It's not a good time for the options market, according to one observer.
"Option premiums are very high," said Rebecca Darst, an options analyst with TheStreet.com, on CNBC Friday. "It's a frustrating time to be trading in the options, because it's...I would say the premiums are prohibiltively high for anyone who enters an options position on the long side. Which is why you see, even for people who are entering directional positions, you're going to see them using spreads and maybe limiting the amount of risk that they take on, limiting the amount of profit that they could hope to realize as well. However even when you see a substantial move in the stock to the up or the down side, the premiums are so pumped up that you may not be able to close out the option position at a significant profit.

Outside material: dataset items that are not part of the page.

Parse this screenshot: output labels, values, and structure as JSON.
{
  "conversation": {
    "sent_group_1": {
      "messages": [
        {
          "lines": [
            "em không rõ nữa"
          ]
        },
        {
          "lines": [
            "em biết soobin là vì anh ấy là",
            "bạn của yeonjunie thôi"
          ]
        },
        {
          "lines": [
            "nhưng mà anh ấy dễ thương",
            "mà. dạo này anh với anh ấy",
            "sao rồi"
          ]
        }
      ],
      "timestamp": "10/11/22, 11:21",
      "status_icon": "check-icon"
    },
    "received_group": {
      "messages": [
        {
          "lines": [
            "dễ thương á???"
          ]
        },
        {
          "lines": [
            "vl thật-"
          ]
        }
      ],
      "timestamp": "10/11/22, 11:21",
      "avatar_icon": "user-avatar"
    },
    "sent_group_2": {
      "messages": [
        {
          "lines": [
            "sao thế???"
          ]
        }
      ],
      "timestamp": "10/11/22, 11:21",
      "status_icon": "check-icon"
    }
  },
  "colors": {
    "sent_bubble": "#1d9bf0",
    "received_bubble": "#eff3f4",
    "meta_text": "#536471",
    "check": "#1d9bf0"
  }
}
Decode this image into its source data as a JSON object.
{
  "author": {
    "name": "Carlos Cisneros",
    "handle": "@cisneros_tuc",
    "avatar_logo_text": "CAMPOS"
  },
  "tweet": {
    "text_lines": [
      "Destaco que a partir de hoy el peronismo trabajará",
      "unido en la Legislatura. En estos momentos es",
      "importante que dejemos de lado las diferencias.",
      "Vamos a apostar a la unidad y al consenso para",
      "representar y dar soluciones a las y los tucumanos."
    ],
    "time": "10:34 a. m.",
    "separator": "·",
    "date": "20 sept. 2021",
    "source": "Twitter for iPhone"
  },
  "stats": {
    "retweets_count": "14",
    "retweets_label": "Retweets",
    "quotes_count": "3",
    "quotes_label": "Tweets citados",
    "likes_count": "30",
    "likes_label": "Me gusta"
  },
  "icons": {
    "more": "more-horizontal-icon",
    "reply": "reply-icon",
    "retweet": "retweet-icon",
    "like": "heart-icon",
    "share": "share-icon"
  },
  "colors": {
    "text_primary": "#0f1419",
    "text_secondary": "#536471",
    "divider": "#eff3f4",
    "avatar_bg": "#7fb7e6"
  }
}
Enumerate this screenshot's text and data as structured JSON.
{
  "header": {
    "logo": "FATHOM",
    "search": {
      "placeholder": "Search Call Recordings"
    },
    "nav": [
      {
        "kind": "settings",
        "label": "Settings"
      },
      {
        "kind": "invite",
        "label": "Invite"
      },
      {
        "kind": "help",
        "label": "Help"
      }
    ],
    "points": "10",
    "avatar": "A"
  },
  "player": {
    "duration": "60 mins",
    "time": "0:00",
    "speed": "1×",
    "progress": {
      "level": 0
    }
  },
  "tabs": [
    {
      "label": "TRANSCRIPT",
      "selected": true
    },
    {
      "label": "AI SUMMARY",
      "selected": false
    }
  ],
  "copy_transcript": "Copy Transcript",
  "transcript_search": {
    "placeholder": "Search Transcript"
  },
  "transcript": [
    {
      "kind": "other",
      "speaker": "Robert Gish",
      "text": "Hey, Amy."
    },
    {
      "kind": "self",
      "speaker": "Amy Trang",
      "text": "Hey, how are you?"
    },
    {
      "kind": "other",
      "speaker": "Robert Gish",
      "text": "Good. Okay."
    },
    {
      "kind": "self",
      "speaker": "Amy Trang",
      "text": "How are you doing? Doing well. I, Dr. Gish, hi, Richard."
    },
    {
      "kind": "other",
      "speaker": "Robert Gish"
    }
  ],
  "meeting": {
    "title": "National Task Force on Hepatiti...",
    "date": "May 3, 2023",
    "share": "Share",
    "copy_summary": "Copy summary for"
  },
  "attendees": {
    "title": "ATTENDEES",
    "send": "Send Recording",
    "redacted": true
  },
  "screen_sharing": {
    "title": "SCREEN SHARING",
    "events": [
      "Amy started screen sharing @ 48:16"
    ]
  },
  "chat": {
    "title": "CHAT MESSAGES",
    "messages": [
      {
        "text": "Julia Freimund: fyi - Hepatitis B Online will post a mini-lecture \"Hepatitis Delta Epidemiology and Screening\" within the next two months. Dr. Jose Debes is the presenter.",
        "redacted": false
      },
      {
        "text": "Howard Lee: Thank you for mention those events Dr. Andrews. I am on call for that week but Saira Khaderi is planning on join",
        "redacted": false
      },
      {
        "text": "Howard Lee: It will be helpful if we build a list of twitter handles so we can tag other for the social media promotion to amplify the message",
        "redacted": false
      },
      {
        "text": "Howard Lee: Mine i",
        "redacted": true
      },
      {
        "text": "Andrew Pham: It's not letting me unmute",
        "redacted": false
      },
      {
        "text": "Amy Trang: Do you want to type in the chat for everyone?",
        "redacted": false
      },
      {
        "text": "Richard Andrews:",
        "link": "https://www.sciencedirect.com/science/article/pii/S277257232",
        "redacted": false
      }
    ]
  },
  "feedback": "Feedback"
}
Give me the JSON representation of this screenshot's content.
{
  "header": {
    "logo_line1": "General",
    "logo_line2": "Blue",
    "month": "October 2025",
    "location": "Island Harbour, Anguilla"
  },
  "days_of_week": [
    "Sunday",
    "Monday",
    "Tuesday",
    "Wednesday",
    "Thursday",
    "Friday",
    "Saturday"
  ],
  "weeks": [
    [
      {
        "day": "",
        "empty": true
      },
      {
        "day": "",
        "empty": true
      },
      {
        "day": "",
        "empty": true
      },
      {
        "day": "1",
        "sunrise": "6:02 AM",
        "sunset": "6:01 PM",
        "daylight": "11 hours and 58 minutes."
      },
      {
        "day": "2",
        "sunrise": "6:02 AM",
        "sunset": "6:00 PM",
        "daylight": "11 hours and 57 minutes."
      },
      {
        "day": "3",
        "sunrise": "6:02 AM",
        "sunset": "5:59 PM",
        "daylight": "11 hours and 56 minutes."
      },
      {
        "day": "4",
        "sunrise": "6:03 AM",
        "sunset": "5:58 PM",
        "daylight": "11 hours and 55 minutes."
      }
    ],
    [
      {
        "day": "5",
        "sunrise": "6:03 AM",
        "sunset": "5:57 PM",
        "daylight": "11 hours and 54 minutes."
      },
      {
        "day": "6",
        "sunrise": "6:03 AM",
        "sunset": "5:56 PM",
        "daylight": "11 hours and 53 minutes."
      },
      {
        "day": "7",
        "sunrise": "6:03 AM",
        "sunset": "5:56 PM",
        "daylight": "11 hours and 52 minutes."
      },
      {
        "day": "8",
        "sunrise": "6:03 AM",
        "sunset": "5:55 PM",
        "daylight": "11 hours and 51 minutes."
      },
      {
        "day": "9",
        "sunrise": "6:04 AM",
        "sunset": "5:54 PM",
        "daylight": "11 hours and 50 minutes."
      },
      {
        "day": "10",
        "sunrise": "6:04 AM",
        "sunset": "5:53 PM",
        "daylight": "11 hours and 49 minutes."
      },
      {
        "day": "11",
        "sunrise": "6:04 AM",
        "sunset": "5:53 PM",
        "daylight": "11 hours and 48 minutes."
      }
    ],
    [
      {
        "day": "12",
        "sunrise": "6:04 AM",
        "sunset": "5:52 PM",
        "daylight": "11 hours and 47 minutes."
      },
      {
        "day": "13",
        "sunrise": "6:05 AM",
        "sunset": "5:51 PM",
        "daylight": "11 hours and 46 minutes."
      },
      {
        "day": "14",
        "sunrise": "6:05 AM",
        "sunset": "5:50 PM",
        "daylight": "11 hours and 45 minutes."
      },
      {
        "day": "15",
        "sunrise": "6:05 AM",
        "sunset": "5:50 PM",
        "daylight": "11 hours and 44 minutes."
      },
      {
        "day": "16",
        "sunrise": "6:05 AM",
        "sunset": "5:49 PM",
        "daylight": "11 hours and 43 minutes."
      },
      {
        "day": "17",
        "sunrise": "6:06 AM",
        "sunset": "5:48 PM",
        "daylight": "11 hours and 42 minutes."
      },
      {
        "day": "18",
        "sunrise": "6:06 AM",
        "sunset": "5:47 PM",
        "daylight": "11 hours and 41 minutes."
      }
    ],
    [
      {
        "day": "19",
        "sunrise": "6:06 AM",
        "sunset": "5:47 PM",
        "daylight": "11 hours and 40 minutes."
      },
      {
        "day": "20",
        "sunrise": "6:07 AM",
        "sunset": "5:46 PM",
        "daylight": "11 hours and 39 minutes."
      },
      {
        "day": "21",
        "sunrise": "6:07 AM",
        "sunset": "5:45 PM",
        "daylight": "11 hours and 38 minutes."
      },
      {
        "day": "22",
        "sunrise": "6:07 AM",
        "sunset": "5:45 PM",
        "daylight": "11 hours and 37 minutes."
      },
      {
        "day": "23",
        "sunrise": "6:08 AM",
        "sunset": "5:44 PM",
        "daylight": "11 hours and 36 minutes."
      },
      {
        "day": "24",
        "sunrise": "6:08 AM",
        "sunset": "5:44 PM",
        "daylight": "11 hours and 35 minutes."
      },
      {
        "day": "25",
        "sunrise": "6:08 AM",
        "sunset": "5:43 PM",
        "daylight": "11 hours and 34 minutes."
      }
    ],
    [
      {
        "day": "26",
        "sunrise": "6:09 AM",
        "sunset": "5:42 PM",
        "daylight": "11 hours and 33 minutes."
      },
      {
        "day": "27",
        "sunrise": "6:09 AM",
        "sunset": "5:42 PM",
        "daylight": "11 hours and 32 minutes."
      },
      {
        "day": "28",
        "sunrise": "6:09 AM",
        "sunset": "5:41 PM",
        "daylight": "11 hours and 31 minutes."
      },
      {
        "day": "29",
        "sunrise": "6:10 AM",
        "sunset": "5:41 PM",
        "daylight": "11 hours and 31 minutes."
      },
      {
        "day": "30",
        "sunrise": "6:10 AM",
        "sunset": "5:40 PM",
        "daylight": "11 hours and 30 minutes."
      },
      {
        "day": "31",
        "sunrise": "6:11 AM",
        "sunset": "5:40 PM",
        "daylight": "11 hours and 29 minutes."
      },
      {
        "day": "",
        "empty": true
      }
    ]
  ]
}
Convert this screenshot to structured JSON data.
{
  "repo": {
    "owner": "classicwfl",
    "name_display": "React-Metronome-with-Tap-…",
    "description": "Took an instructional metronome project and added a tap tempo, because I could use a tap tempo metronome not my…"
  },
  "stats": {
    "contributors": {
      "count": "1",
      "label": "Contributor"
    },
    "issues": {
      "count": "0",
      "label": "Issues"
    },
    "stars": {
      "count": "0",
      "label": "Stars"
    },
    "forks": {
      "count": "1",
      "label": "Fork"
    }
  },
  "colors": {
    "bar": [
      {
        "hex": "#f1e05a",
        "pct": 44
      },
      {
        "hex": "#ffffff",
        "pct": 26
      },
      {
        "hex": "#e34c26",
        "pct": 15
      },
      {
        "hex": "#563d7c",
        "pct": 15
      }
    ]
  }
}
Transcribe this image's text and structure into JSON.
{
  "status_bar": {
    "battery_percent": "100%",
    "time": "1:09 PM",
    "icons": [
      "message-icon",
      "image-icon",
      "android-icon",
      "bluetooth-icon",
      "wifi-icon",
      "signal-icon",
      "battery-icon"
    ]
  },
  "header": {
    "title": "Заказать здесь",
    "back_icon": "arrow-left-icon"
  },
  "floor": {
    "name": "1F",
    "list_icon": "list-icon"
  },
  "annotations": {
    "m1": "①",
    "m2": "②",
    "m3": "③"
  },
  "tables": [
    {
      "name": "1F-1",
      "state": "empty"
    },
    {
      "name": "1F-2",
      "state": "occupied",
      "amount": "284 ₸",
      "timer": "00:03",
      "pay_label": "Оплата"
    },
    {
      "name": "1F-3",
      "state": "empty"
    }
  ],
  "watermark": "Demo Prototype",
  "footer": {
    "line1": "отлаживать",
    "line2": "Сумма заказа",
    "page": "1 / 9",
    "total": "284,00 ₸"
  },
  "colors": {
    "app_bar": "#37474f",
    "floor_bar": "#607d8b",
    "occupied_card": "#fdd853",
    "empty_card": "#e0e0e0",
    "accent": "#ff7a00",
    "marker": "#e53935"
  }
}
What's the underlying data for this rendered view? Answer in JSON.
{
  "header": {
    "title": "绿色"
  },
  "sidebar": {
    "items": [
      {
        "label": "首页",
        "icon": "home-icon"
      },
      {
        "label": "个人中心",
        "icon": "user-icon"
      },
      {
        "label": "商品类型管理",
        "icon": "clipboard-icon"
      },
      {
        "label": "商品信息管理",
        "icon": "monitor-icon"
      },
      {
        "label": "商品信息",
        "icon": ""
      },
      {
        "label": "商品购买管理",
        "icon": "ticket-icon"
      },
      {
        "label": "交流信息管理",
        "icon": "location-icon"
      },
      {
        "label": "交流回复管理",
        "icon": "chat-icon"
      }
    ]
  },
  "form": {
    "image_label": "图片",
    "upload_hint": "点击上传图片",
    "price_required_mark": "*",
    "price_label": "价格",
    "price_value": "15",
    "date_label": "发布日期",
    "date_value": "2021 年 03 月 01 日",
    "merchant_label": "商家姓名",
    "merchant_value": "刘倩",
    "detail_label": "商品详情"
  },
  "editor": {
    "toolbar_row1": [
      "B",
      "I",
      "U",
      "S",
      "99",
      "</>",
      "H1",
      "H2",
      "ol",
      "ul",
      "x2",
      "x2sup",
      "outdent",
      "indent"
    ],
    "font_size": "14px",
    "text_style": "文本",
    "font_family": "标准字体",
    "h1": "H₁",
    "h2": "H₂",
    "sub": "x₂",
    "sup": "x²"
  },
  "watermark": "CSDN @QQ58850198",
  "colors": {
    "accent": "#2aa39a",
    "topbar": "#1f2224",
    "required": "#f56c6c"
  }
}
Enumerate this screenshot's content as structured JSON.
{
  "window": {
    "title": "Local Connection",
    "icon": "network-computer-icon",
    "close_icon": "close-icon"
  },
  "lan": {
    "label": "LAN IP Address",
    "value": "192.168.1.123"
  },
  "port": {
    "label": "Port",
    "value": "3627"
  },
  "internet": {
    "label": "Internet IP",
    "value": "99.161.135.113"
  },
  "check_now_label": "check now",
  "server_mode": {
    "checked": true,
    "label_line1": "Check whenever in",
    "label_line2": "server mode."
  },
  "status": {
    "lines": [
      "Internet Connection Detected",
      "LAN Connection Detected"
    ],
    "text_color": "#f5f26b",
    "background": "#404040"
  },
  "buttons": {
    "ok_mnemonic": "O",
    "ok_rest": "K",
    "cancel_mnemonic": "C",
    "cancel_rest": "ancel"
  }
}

Insurers are in for especially rocky times, Darst suggested.
"The implied volatility will tell you it is toil and trouble for the insurers across the board," said Rebecca Darst, an options columnist with TheStreet.com. "There's a lot of concern as to whether insurance companies might seek some sort of federal assistance, under TARP funds, for example; we're in the midst of a very rocky earnings season for a lot of insurers. What's interesting from an implied volatility standpoint is that in many of these names you're seeing spikes in implied volatility, even after the numbers are already out. After Hartford Insurance lost half its value yesterday, we saw a dramatic spike in its implied volatility. It closed the day 75 percent higher; we saw action in the front-month puts at strikes as low as the $7.50 strike."